Al dar un paso hacia mi cama para encender la vela que estaba en el velador, vi que el esqueleto alzaba una mano y la asentaba sobre un libro; uno de los libros que había en la mesa junto a la cual estaba colgado el esqueleto.
Encendí la vela.
Al darme cuenta de todo eso, realicé un poderoso esfuerzo de voluntad para dominar el miedo que me ahogaba; y sereno, impasible, lógico, me propuse llevar el análisis del caso hasta el último límite.
Y pensé: puesto que el esqueleto se ha movido, sepamos por qué causa se ha movido.
Abrí el libro, sobre el cual se apoyaba la mano, que era la derecha, y leí el título: El crimen y la locura, por A. Maudsley. Conocía yo la obra. Contiene historias de criminales y su estudio patológico. El autor es inglés. Se refiere a crímenes cometidos en Inglaterra y en Francia. El esqueleto era preparado en Francia. Tenía una placa: «Jules Talric, preparador». Sabido es que las prisiones suministran a estos industriales el material...
Durante mi ausencia, ¿habría estado leyendo el esqueleto, en el libro, quizá su propia biografía? Pues según los promedios antropométricos, el esqueleto había pertenecido a un asesino.
Sin embargo, mirándole de cerca, me fue imposible descubrir signo alguno de vida en sus órbitas vacías, y comprobé que la caja torácica permanecía transparente entre las costillas.
Luego, vigilándole siempre, anduve en cuatro pies, mirando debajo de los muebles, a fin de constatar si no sería algún gato el agente del hecho inexplicable.
Formulé la hipótesis de una corriente eléctrica que, imantando de golpe las articulaciones de hierro, hubiese determinado la contracción del brazo; pero mi incompetencia en física volvía inútil la teoría.
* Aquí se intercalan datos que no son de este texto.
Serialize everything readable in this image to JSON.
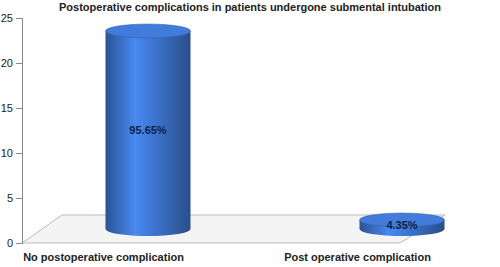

Otra vez me enfrenté al esqueleto. Yo sentía una desesperación rabiosa por investigar y aclarar el misterio; sentía que me estaba trastornando poco a poco el horrible misterio; y en un acceso violento, irresistible, lancé una descomunal carcajada que resonó por la casa desmantelada y oscura; y empujándole como a un péndulo, hice oscilar al esqueleto en su perno. Y el eco de mi risotada, y el seco chocar de los huesos, llevaron al paroxismo mi exaltación nerviosa. ¡Oh...! Cuando estéis a medianoche solo en vuestro cuarto, lanzad, si podéis, una carcajada, os lo ruego.;
—¡O yo te haré confesar la verdad o me matarás! —grité al esqueleto.
Sí. Era preciso, era urgente, apurar todos los medios de prueba, pues iba de lo contrario a enloquecerme.
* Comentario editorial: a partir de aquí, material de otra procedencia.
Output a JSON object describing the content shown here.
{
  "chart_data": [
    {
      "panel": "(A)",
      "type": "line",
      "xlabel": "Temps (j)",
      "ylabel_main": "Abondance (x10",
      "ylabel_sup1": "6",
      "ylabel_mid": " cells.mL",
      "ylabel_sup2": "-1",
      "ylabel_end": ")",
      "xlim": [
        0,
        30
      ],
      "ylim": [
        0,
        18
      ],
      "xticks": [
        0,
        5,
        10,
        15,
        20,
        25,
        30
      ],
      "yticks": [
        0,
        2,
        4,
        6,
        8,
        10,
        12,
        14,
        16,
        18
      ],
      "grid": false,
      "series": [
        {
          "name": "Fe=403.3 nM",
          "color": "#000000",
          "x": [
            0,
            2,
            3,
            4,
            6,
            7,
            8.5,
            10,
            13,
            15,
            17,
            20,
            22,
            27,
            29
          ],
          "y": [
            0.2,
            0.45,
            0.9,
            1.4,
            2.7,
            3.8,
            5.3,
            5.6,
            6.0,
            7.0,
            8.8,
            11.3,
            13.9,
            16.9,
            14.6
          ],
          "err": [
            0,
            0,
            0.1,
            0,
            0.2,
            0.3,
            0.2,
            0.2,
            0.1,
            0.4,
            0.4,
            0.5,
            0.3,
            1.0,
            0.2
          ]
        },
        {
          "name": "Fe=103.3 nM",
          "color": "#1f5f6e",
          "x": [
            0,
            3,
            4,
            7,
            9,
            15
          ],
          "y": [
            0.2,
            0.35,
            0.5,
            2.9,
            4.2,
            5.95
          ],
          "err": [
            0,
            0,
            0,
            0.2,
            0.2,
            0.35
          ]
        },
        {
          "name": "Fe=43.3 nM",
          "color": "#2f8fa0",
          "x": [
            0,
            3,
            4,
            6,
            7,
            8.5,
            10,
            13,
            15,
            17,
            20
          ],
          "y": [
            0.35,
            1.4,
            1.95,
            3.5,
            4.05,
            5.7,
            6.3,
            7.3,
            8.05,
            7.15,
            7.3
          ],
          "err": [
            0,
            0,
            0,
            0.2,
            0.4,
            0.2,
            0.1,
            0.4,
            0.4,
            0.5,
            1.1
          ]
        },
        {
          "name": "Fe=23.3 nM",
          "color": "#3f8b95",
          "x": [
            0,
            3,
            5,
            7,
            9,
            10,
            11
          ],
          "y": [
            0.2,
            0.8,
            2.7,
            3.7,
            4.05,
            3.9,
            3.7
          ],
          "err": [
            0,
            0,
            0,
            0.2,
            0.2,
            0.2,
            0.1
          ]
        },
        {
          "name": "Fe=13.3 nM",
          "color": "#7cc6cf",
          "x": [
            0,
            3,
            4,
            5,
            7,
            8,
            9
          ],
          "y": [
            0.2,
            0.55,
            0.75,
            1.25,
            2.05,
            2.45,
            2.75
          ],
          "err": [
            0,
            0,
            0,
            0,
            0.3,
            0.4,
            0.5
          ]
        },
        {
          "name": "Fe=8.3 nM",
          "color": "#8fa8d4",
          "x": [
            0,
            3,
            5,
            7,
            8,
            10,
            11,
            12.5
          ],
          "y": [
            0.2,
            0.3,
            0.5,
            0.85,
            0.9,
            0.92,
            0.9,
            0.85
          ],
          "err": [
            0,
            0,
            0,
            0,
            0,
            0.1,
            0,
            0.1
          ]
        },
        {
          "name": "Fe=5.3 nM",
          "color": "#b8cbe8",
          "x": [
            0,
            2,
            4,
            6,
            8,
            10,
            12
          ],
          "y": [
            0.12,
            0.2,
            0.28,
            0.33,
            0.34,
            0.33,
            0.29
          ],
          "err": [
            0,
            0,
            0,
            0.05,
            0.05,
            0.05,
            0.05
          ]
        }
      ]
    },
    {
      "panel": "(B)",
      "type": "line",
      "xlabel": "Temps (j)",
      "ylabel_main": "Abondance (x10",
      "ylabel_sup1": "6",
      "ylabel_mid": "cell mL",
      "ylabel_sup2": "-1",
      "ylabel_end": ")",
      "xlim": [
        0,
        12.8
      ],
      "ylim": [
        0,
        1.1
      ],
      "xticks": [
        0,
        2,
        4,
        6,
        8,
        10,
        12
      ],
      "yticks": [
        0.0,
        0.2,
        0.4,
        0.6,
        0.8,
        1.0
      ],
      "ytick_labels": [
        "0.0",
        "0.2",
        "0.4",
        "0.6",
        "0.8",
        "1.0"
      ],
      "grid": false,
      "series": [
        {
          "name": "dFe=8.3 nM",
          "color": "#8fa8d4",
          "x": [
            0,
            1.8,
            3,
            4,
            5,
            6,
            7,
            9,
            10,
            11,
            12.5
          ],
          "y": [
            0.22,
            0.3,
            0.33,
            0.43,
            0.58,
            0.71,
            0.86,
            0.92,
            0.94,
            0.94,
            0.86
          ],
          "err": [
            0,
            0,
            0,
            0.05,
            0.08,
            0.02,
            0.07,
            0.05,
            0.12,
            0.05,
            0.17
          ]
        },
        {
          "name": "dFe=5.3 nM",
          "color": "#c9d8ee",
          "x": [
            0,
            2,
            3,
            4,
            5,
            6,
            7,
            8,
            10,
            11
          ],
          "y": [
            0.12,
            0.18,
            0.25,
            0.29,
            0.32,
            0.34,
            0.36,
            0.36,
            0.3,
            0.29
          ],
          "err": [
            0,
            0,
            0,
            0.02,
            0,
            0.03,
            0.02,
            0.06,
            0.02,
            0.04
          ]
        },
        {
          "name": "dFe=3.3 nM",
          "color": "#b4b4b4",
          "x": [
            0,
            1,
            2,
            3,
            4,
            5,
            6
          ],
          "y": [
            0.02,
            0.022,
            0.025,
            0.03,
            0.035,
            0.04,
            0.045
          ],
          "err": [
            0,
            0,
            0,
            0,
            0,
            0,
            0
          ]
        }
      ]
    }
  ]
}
Con un ardor febril lo destornillé de su pedestal, lo vestí con un pantalón y un saco, lo senté de codos a la mesa, en mi propio sillón, y le acomodé mi revólver en la mano derecha, haciéndolo apuntar a la puerta, con el percutor alzado, y el dedo índice sobre el resorte del gatillo.
Retrocedí un paso para contemplarlo.
Pero el miedo me venció. Y entonces, agazapándome, retrocediendo, vigilándolo siempre, agarrándome a la mesa para no caer, intenté de un salto ganar la puerta. ¡El esqueleto me apuntó y sonó un tiro!...
Aquella mañana me bajaron del tejado. Me había quedado cataléptico, abrazado a una chimenea.